Ce dernier Mission : Impossible nous fait part d’une ultime bataille technologique, alors qu’il n’est, au fond, qu’un simulacre désincarné. Dans l’opus précédent — Dead Reckoning — l’Entité possédait encore une consistance dramatique : elle imitait des voix, prenait le contrôle de systèmes, déjouait les plans par des surgissements imprévus. Elle pesait sur l’action par son omniprésence invisible, tissant un climat d’incertitude et de suspicion. Ici, elle disparaît presque entièrement. Réduite à quelques lignes de dialogue, elle devient une idée vague, un mot creux censé désigner la guerre de l’information ou les manipulations numériques, sans jamais influer réellement sur le récit. Il y avait pourtant là une piste intéressante : faire de l’IA la nouvelle bombe atomique, une menace planétaire dont l’activation pourrait reconfigurer les rapports de force géopolitiques et humains. Mais cet axe n’intéresse visiblement pas McQuarrie, qui le relègue au second plan au profit d’un moteur scénaristique usé jusqu’à la corde : la course au MacGuffin. Tout tourne autour de la clé, ce double artefact mystique et abscons, dont on finit par ne plus trop savoir ce qu’il ouvre, sinon un « coffre » narratif vide. Gabriel (Esai Morales), censé incarner le visage humain de l’Entité, souffre du même traitement : silhouette lisse, motivations opaques, et présence constamment neutralisée par une écriture qui ne sait jamais quoi en faire. Ni double d’Ethan, ni véritable interface avec la machine, il flotte sans impact, jusqu’à sa mort grotesque, parachutée depuis un biplan. L’antagonisme, pourtant essentiel dans la grammaire de la saga, se dissout ici dans l’abstraction et l’indifférence. Notre regard est happé par une succession de séquences convenues, où le sens se dilue dans un montage haché, qui multiplie flashbacks et flashforwards. Ce jeu temporel maladroit ne fait que fragmenter l’attention et rappeler avec insistance la saga passée, comme si le film lui-même ne pouvait se défendre qu’en convoquant ses glorieux antécédents.
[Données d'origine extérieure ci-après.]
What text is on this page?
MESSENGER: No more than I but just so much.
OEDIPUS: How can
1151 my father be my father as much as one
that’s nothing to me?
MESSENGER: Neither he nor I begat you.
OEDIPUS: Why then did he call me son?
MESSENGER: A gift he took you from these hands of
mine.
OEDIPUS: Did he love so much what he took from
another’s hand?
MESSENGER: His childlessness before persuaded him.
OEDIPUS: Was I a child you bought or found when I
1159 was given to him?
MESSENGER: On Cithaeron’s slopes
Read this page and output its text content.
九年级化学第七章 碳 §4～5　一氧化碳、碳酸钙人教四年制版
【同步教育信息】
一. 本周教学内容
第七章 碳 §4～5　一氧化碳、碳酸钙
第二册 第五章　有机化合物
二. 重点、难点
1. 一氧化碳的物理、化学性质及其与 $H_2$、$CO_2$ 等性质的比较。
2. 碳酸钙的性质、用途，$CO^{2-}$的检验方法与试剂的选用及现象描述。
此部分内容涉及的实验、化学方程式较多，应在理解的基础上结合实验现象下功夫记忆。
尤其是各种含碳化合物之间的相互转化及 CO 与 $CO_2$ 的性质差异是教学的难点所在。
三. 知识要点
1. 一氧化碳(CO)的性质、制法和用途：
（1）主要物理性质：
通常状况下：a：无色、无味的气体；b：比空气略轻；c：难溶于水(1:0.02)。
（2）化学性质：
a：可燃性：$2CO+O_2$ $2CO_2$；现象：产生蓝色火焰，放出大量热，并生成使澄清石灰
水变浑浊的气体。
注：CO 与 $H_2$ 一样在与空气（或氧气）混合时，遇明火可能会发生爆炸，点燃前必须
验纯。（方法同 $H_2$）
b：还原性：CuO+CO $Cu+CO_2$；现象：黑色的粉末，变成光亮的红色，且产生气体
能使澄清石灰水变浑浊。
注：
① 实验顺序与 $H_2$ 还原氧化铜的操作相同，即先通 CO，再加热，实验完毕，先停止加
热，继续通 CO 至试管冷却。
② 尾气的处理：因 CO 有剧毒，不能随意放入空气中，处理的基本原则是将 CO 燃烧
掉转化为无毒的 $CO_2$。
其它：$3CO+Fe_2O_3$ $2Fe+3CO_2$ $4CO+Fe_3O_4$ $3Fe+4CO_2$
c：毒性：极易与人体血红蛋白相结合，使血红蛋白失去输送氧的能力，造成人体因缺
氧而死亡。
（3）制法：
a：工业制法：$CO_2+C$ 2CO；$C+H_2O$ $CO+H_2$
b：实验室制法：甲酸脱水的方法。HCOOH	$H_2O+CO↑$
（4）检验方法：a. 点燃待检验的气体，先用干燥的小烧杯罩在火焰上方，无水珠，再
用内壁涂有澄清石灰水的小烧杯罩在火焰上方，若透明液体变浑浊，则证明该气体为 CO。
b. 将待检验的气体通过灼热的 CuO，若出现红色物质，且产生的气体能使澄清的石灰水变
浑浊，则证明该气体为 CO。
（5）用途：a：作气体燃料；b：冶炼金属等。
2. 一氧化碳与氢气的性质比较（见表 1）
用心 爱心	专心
Cette nostalgie autoréférentielle trouve son prolongement naturel dans la figure d’Ethan Hunt, qui n’est plus un agent tourmenté, mais la pure extension médiatique de Tom Cruise — ce titan du star system hollywoodien qui s’impose moins comme acteur que comme marque omniprésente. À l’instar d’un Schwarzenegger ou d’un Stallone dans leur âge d’or, Cruise est devenu une icône-monolithe, un produit calibré pour nourrir sans fin sa propre légende. Ce n’est plus l’homme qui joue un rôle, mais le rôle qui se résume à l’image d’un homme, répétée à l’infini jusqu’à l’aliénation totale, telle une « star machine », pour reprendre les termes de Richard Dyer. Hollywood ne souhaite plus créer de figures complexes ; il recycle des avatars publicitaires strictement conçus pour rassurer un public infantile et conservateur. Cette starification excessive, reflet d’une industrie obsédée par la maîtrise et le contrôle de ses franchises, étrangle toute tentative d’incarnation véritable.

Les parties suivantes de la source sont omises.